The first quarter was shaky offensively — yet again. The offensive line was not effective. Both Ohio State and MIchigan will be noon starts. Will the offense be asleep for the first quarter in those games? Will the offensive line show up awake and alive? Better wake up soon, buccos!
Oh, there will be fanboys who excuse the performance by saying that they were merely looking beyond this walkover to next week’s game at the Horseshoe. Used to be that good teams wanted to do their damage early and make the opponent chase them. (I guess some recent results have favored the chaser, most recently Stanford coming from 29 down to beat Neon Deion).
But I digress…
A win is a win and we went 1-0 this week and all that jazz. So celebrate while you can. The stakes increase next week as your 6-0 Nittany Lions face their toughest test thus far. More correctly stated, their only test thus far, and one of the only two they’ll have during the regular season.
I was thinking…
PSU needs pass receivers. So, while they’re spreading money around, why not make a deal with Ohio State for Marvin Harrison, Jr.
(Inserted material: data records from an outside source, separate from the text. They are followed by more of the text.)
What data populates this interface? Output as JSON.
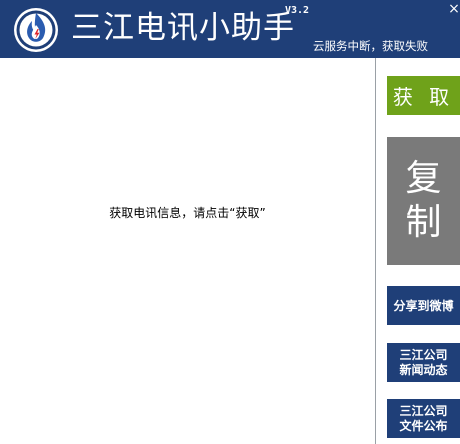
{
  "app": {
    "title": "三江电讯小助手",
    "version": "V3.2",
    "status": "云服务中断，获取失败",
    "close_label": "×"
  },
  "main": {
    "message": "获取电讯信息，请点击“获取”"
  },
  "sidebar": {
    "fetch_label": "获 取",
    "copy_line1": "复",
    "copy_line2": "制",
    "weibo_label": "分享到微博",
    "news_line1": "三江公司",
    "news_line2": "新闻动态",
    "docs_line1": "三江公司",
    "docs_line2": "文件公布"
  },
  "colors": {
    "titlebar": "#1f3f78",
    "fetch_button": "#6fa21a",
    "copy_button": "#7a7a7a",
    "nav_button": "#1f3f78"
  },
  "icons": {
    "logo": "flame-emblem-icon",
    "close": "close-icon"
  }
}
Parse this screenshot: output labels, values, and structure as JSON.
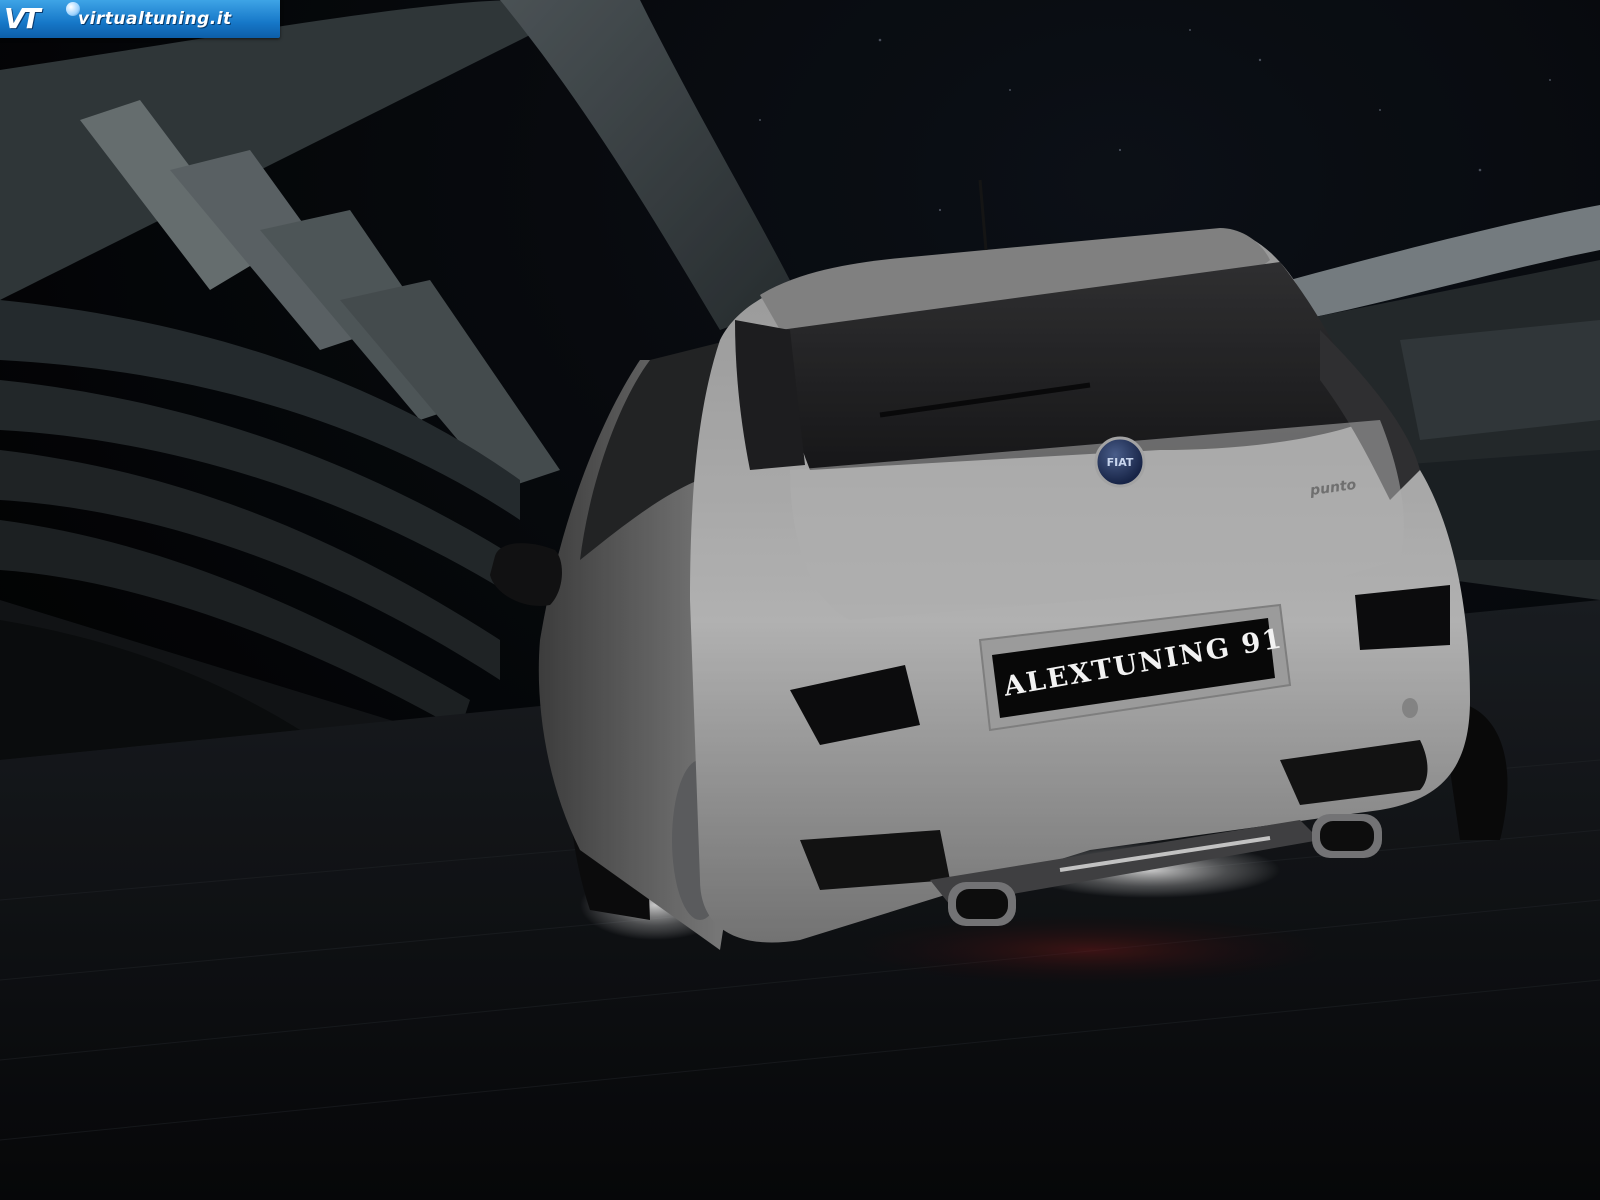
{
  "watermark": {
    "mark": "VT",
    "text": "virtualtuning.it",
    "colors": {
      "top": "#3ea4e6",
      "bottom": "#0d5ea8"
    }
  },
  "car": {
    "make_badge": "FIAT",
    "model_badge": "punto",
    "plate": "ALEXTUNING 91",
    "body_color": "#cfcfcf"
  },
  "scene": {
    "setting": "night, modern arched architecture, cobblestone ground",
    "sky_color": "#06080d",
    "ground_color": "#121418"
  }
}
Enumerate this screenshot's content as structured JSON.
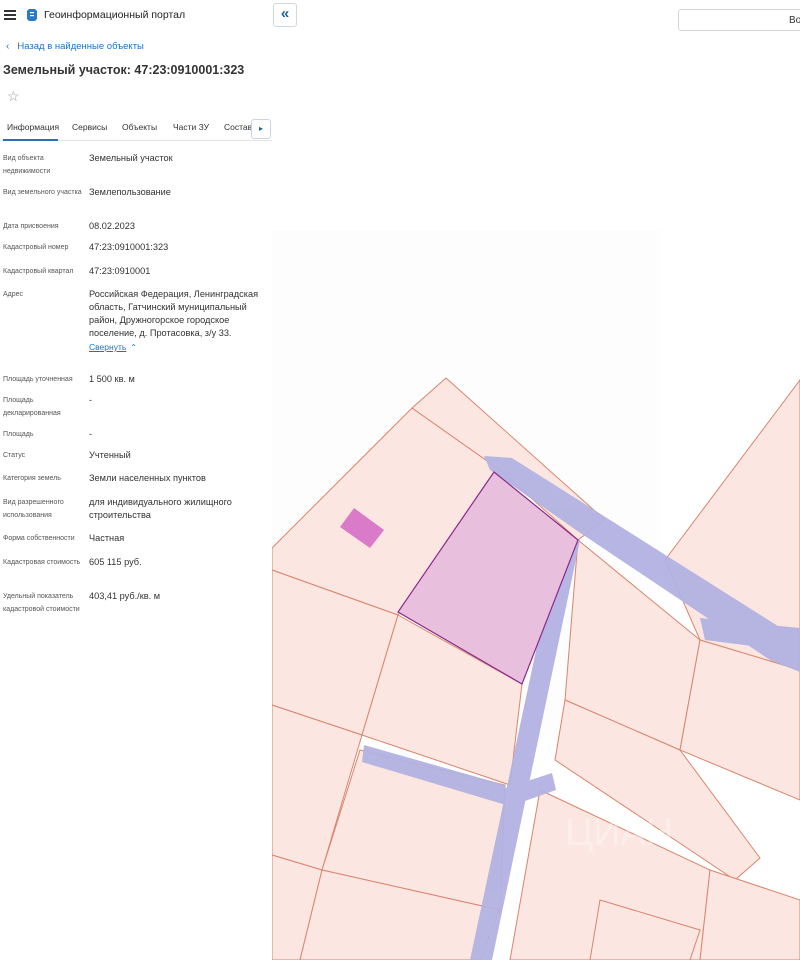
{
  "header": {
    "app_title": "Геоинформационный портал",
    "menu_icon": "hamburger-icon",
    "logo_icon": "document-logo-icon"
  },
  "navigation": {
    "back_label": "Назад в найденные объекты",
    "collapse_panel": "«"
  },
  "object": {
    "title": "Земельный участок: 47:23:0910001:323"
  },
  "tabs": [
    {
      "label": "Информация",
      "active": true
    },
    {
      "label": "Сервисы"
    },
    {
      "label": "Объекты"
    },
    {
      "label": "Части ЗУ"
    },
    {
      "label": "Состав"
    }
  ],
  "tabs_next_icon": "▸",
  "properties": [
    {
      "label": "Вид объекта недвижимости",
      "value": "Земельный участок"
    },
    {
      "label": "Вид земельного участка",
      "value": "Землепользование"
    },
    {
      "label": "Дата присвоения",
      "value": "08.02.2023"
    },
    {
      "label": "Кадастровый номер",
      "value": "47:23:0910001:323"
    },
    {
      "label": "Кадастровый квартал",
      "value": "47:23:0910001"
    },
    {
      "label": "Адрес",
      "value": "Российская Федерация, Ленинградская область, Гатчинский муниципальный район, Дружногорское городское поселение, д. Протасовка, з/у 33.",
      "link": "Свернуть"
    },
    {
      "label": "Площадь уточненная",
      "value": "1 500 кв. м"
    },
    {
      "label": "Площадь декларированная",
      "value": "-"
    },
    {
      "label": "Площадь",
      "value": "-"
    },
    {
      "label": "Статус",
      "value": "Учтенный"
    },
    {
      "label": "Категория земель",
      "value": "Земли населенных пунктов"
    },
    {
      "label": "Вид разрешенного использования",
      "value": "для индивидуального жилищного строительства"
    },
    {
      "label": "Форма собственности",
      "value": "Частная"
    },
    {
      "label": "Кадастровая стоимость",
      "value": "605 115 руб."
    },
    {
      "label": "Удельный показатель кадастровой стоимости",
      "value": "403,41 руб./кв. м"
    }
  ],
  "search": {
    "partial_label": "Во"
  },
  "colors": {
    "parcel_fill": "#fbe6e1",
    "parcel_border": "#d9856c",
    "selected_fill": "#e8bfdc",
    "selected_border": "#8a2a8a",
    "building_fill": "#d97bc8",
    "road_fill": "#b3b2e2",
    "link": "#1a73c9"
  },
  "watermark": "ЦИАН"
}
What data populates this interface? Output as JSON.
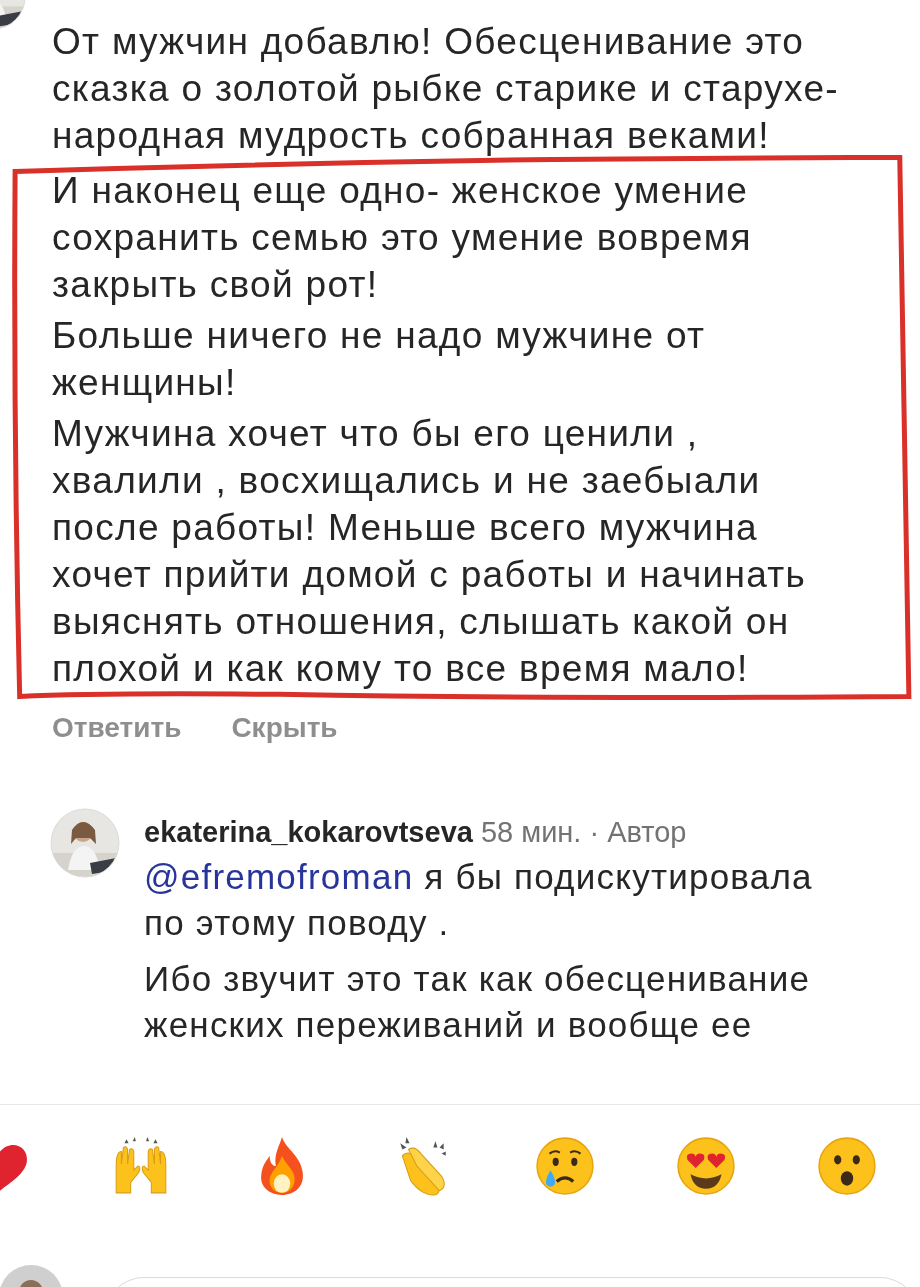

Would $12 million and a future 4-star recruit get Harrison to consider the transfer portal? Just in case you haven’t figured it out yet, I’m cynical about the descent of college football during my lifetime from a pristine extracurricular pastime for academics to the pecuniary pit of an NFL Lite. I probably won’t live long enough to see the FBS major conference consolidations result in two organizations resembling the AFC and NFC, but I firmly believe that’s the ultimate progression. (Unless, of course, the coming financial collapse results in values being put back into proper perspective. Right now, people who rent housing they cannot afford and are upside-down on auto loans will happily pay hundreds for college football tickets and thousands for the pros. That shit needs to change, but it will only happen if the fucking federal government curtails its complicity).
Watchin’ TV
I did spend much of Saturday glued to the tube watching football. What pissed me off was that I couldn’t watch Ohio State at Purdue because it was on fucking PEACOCK, and I don’t subscribe to fucking PEACOCK. I watched Indiana stay competitive with Michigan for about ten minutes in their noon start, and I caught the end of the non-bellicose Illiniwek upset of the Turtles. The best one was Washington pulling out a win in an exciting, see-saw battle with their canardian rivals.
Now, I’m watching hockey. Go Pens! They’re down one with Calgary through two.
I would love to see USC beat Notre Dame tonight. A three-loss Notre Dame — think about this — will be difficult for even biased sportswriters to include in the Top 25. Alas, they’re up 17-3 in the game Knute Rockne first scheduled a shitload of years ago when they had to take the train from South Bend to LA. I know that because I saw the movie with Pat O’Brien.
Speaking of polls, they…
…are fucking meaningless this time of year, as I keep repeating like the curmudgeonly old fart who I am. They just don’t matter until week eight, except to brag to the guy sitting next to you at the bar and to TV networks, like NBC and its fucking PEACOCK streaming service that holds football for ransom. I guess highly ranked teams playing each other generate greater commercial revenue, so they need to rank everything for hype purposes to promote each week’s “Game of the Century”.
I got a flu shot, so…
…I’m going to veg out for a day or so, because as one of my former doctors once said, “It is better to be sick for three days than for three weeks.” Now, I have all my immunizations up to date. I’m clearly not a crackpot antivaxxer and I ain’t voting for Trump or Biden. Maybe I’ll vote for RFK, Jr. who running on the Antivax Party ticket with Jenny McCarthy as his running-mate, serving as my protest of the two leading candidates, who are both completely unsuitable to serve as President. I might be delirious from the flu shot.
Well, I’m tired of writing and I must concentrate on beating the Flames. Third period coming up.
I’ll be back with my overview and snarky bullshit in anticipation of Saturday’s Game of the Century with Ohio State.